I was in New York City -- NEW YORK CITY? -- a couple of weeks ago. It's not my favorite place.
I know, I know, I should love it because it's the city that never sleeps, and there is soooo much to do there. The restaurants are wonderful, the pizza has no equal and the theater is the best in the world.
Here's how I see it: I live in unassuming Greenville, South Carolina and I don't have the time nor the moola to do everything I want to do in Greenville, let alone everything there is to do. Moreover, Asheville and Charlotte, North Carolina, with all they have to offer, are less than 90 minutes away, or about the same amount of time it takes to negotiate 20 blocks by car in Manhattan.
It doesn't matter to me that there are several eateries and bars along every New York city block; I am going to wind up picking just one.
Besides, who the heck wants to deal with the masses of people and nose-to-tail traffic moving with all the alacrity of tree sap just because the pizza is good? Not me.
So what took me to New York? Buick invited me to a first-drive media event of its all-new Verano.
Compact in size, the Verano is a luxury sedan targeting cars such as the Lexus IS 250. It is powered by a 180-horsepower 2.4-liter Ecotec four-cylinder engine that sends output to the front wheels via a driver-shiftable, six-speed automatic transmission. It will scoot from 0-to-60 in less than 9 seconds and has a highway fuel economy rating of 31 mpg. It has 10 air bags.
Going to New York City to test drive a car is something akin to going to Phoenix to learn how to make snowballs. It doesn't make a lot of sense.
Previously I had been on a couple of other car manufacturer ride and drives in NYC. The most notorious was the Chrysler launch of its three cab-forward LH sedans -- Chrysler Concorde, Dodge Intrepid and Eagle Vision -- in 1992, I think. A two- or three-day event that included driving all three sedans, it had journalists slogging around the congested streets of the city for hours. It was miserable.
Sprinkled among the hours of nerve-racking driving were stops for tours of the Concorde jet and the USS Intrepid aircraft carrier. The clever diversions didn't help.
So I wasn't excited to learn New York City would be the venue for the Verano launch. I could have attended the West Coast Verano program; it was in the Portland, Oregon area. Unfortunately I had a travel conflict.
The day I flew into LaGaurdia, it was pouring rain. Driving from the airport to the Empire Hotel took well over an hour.

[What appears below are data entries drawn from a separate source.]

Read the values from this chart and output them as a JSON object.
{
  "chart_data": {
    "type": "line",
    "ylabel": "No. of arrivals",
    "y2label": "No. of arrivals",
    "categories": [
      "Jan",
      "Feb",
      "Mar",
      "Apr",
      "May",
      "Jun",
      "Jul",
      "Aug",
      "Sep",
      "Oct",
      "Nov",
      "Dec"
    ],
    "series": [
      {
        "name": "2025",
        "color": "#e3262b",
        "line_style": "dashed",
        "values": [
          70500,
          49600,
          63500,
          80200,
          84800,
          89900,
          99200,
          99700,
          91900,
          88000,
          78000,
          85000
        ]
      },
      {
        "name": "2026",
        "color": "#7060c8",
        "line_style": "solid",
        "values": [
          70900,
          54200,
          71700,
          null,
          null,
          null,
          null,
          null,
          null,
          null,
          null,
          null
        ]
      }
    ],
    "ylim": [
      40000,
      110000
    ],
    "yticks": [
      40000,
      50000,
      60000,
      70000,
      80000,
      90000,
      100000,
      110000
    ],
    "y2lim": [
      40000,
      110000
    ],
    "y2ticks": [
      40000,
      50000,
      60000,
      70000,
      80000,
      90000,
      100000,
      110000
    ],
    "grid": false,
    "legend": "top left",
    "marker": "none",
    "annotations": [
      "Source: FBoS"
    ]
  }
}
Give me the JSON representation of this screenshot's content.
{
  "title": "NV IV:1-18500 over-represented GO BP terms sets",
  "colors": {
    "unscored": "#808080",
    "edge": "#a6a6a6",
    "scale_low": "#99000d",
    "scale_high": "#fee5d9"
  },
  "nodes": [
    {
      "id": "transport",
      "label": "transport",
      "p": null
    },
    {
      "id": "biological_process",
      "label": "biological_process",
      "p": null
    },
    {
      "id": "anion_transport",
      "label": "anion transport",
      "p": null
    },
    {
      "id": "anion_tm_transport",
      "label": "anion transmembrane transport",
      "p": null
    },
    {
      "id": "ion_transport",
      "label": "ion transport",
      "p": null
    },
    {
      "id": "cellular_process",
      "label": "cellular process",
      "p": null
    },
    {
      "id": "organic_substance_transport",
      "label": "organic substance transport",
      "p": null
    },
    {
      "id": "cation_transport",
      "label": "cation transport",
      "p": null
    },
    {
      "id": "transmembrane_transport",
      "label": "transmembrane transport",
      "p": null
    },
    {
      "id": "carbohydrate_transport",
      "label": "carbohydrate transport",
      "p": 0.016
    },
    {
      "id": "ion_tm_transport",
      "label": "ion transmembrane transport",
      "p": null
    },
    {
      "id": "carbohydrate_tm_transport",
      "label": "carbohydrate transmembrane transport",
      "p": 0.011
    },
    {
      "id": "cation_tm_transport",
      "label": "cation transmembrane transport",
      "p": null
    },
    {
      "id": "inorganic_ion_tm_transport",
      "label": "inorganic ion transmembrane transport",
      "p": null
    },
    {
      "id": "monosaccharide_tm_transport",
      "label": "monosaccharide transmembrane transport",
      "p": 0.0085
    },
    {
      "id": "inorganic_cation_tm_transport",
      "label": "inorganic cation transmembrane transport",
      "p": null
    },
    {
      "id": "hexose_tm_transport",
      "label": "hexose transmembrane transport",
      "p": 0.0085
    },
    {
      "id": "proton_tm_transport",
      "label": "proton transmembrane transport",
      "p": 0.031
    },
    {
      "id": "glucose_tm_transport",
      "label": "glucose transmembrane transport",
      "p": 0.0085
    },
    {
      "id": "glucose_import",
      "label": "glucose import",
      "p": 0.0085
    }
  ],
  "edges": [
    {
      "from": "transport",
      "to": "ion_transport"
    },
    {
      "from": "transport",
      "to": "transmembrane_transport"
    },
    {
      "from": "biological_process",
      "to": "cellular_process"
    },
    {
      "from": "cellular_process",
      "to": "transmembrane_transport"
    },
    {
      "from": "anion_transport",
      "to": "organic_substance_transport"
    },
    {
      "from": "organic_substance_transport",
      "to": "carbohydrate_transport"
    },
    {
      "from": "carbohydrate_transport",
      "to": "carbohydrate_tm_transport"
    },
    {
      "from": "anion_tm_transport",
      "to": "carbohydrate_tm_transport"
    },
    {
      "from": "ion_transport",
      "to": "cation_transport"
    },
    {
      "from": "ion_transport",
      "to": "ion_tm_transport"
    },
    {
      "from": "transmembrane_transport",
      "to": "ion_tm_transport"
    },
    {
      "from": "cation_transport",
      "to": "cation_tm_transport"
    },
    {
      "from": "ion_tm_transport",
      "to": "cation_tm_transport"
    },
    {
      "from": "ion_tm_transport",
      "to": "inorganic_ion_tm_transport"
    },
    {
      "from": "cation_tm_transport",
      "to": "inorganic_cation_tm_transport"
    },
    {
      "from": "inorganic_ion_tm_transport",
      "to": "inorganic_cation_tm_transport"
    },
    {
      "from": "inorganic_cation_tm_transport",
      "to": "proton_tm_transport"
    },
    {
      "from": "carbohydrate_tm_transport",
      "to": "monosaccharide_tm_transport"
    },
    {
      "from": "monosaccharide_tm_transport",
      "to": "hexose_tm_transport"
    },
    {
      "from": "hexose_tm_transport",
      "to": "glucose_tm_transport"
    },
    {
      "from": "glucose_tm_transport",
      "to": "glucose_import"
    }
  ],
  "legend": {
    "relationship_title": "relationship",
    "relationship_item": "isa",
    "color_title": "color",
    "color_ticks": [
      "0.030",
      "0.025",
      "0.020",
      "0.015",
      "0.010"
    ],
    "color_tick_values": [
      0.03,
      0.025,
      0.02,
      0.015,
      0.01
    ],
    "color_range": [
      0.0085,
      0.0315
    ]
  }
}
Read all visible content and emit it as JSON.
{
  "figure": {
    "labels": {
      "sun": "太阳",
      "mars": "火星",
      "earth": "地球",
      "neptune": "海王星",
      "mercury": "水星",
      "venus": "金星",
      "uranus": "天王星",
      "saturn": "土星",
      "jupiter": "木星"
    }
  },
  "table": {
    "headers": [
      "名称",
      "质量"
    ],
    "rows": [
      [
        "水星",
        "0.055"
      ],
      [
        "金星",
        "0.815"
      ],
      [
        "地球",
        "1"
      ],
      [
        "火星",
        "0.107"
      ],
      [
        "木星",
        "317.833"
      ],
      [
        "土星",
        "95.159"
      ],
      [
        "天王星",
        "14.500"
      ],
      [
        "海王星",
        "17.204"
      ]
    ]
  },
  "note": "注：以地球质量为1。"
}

As I have grown older, I have somewhat mellowed. If you can't do anything about a situation, it's far less stressful to just roll with the punches. I was doing a lot of rolling that afternoon.
My room at the Empire was nice enough. The bathroom, however, was so miniscule that when the door was open, it completely blocked the toilet. You had to enter the bathroom, crowd against the shower stall and push the door closed to use the potty. There was no counter around the sink. For a surface on which to put my bag of toilet articles, I had to close the toilet-seat lid and use it. I'm not kidding.
Sleep that night was a highly prized commodity. The racket filtering up to my fourth-floor window was relentless. Drowned out by the three-times-an-hour sirens or the beeping of a reversing garbage truck was what sounded like a slowly spinning 50-gallon drum with a half-dozen ball bearings rolling around inside. I'm assuming it was a malfunctioning air handler unit of some sort. It went on all night long.
When we went to dinner that night, we discovered what we think motivated Buick to choose NYC as the East Coast launch venue: the Kefi restaurant. Apparently, Buick has some sort of relationship with its owner/chef and decided to hold an event where Kefi could be included in the itinerary. Greek cuisine is the specialty of the house, but you couldn't prove it by my experience. I had a perfectly grilled filet mignon in a spectacular red wine sauce. Among the appetizers were the best meatballs I've ever had. These things practically melted in my mouth.
How is the new Verano? On what turned out to be a better driving route -- not great, but acceptable -- than I expected, I found the new Verano to be remarkably quiet and surprisingly athletic. Quick and surefooted, it is crammed with technology and offers a rich variety of high-tech options for its comfortable interior. With a starting price of $23,470, including destination charges, it is a value as well.
Even New York couldn't diminish my first impression of Verano.